Why do photographers’ rates vary so much?
This is an interesting situation. Photography has become quite accessible in recent years. Improved quality of technology, the dawn of camera phones, and falling prices in technology and photographic devices have made buying good cameras and photography equipment easier for many people.
Interest in photography is at an all time high. There are a multitude of platforms social media available for for sharing images, so why not. It piques our interest, gives us motivation for further exploration and learning about photography. It may take us on a travel adventure never before contemplated. This is all good.
People with an interest and a passion for photography may like to turn their hobby into a job. Nothing wrong with a little entrepreneur — or freelance—ship. All good businesses and business owners need to start somewhere.
However, you may come across a dichotomy in photographers when it comes to rates they charge. Those that are high and those that are low.

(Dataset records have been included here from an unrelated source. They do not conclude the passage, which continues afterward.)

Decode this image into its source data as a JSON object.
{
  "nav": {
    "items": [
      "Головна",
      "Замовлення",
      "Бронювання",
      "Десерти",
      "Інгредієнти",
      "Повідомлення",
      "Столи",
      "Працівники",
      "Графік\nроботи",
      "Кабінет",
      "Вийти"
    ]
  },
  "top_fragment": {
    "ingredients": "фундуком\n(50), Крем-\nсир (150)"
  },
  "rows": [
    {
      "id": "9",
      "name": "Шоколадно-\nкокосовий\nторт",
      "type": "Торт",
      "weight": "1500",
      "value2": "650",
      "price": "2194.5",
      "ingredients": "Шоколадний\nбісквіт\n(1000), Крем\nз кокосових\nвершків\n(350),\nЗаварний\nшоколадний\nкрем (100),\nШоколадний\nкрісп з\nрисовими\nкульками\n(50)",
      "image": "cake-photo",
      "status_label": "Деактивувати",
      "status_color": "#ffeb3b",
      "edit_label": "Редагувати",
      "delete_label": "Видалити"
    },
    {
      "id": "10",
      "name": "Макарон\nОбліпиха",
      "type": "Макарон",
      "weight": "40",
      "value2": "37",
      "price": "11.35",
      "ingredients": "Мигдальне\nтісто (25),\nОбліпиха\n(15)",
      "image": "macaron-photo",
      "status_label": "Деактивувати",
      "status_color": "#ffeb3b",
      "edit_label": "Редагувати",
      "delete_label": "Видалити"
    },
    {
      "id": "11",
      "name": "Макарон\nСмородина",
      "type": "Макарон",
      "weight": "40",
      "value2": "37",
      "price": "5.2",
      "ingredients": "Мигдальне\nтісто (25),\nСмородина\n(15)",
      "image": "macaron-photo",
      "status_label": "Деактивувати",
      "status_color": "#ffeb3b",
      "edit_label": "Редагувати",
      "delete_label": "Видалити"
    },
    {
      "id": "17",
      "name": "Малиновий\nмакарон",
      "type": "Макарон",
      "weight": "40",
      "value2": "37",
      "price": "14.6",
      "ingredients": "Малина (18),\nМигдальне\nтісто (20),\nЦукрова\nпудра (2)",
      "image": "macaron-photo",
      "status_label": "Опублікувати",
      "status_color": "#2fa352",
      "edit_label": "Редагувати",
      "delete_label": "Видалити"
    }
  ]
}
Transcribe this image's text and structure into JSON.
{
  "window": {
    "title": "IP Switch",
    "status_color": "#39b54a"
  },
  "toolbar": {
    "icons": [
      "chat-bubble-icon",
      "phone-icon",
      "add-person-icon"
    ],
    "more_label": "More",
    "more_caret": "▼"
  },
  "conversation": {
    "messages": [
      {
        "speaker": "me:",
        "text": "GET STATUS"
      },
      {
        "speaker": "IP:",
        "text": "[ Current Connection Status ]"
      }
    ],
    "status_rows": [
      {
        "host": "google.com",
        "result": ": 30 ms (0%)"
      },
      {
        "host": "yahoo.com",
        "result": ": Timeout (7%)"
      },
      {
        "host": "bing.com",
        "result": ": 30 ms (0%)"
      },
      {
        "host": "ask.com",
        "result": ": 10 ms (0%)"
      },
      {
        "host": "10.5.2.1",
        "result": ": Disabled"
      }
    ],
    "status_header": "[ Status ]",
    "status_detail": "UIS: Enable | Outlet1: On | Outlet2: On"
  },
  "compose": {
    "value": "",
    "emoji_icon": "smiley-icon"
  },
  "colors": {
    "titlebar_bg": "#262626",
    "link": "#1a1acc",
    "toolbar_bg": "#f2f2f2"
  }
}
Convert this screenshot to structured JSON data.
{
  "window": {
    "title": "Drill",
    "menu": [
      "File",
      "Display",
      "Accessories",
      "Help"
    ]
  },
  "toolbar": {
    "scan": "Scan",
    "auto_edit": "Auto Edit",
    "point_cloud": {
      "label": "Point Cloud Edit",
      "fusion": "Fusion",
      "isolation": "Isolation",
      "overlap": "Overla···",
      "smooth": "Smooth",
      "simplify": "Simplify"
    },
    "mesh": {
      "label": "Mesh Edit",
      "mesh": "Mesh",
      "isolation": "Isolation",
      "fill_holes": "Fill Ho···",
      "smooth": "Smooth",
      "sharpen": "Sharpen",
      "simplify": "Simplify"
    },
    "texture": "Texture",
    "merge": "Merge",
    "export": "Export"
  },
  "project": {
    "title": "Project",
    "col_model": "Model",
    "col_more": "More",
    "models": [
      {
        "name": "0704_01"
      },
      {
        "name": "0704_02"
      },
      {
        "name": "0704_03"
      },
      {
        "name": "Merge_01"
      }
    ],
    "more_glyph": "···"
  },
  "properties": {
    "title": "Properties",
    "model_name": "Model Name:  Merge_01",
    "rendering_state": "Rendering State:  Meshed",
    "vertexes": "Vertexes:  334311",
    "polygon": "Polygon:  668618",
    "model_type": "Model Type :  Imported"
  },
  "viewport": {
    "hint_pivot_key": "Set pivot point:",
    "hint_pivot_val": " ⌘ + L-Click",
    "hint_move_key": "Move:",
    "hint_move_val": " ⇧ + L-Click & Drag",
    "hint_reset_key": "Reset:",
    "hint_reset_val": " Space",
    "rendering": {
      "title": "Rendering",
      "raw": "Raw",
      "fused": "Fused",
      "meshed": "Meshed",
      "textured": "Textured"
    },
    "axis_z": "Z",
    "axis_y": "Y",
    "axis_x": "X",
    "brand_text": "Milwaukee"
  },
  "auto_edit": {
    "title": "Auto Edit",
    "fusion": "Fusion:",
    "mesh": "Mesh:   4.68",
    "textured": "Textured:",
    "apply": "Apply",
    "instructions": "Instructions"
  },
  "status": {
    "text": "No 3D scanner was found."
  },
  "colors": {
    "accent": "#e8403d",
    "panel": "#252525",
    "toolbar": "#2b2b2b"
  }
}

Some passionate hobbyist photographers who embark on a photography business are likely to already have a full-time or other part-time work. Maybe they are retired and want to make a little extra through their hobby, so earning an entire living off photography is not a main financial goal. Starting a small business means starting small and taking a large quit the day job leap is not possible. There is a need to keep the day job to be able to dial in a fledgling photography business. It may mean their prices at this stage can be lower as they have other sources of income available.
On the other hand, a professional photographer who makes their sole income from their photographic work is in a completely different financial situation. Unlike the employee doing a little photography work on the side for a few extra dollars to start their fledgling business, professional photographers have to earn their living from their photographic skill. They have to charge photographers’ rates which cover the costs of doing business as well as pay them a liveable wage.
Costs of doing business can be high. Not only do you need the gear, you may also need to pay rent for studio space, pay for accounting services, advertising and marketing, utilities, banks fees and charges, motor vehicle charges (if you travel for work), staff wages (if applicable), taxation, superannuation, insurances, plus many more.
Professionals will also have their ‘creative fee’ for their work. This is the fee they pay themselves after all the business expenses are accounted for. This fee is not some made up number to increase income. It is their charge for the experience in photographic and post-processing work which they have accumulated throughout their training and career.
This may help to explain why one photographer charges $X and another charges $Y and the two may be very far apart. A potential client should ask a few salient questions regarding to a potential photographer, such as how long they have been in business, why type of work have they done and where can they view it. A simple phone call or email conversation is a great way to determine if the photographer and their price is right for you.
You cannot necessarily equate cheap with inferior. There are some great photographers who do this work as a second income stream. If you can find a photographer at the price and quality that suits you, then go for it.
Professional photographers will no doubt have greater experience and resources at their disposal, and the quality of their work will speak for itself. Don’t balk at contacting a photographer even though you think they are above your price range.
Again, a conversation will tell you a lot about the photographer and if you think they will be right one for your photoshoot. You may find out about other services or packages they can offer you which are not listed on their website.
There are further conversations to be had here at the industry level and the race to the bottom in terms of charging for photography. That needs an entire post (or two) on its own.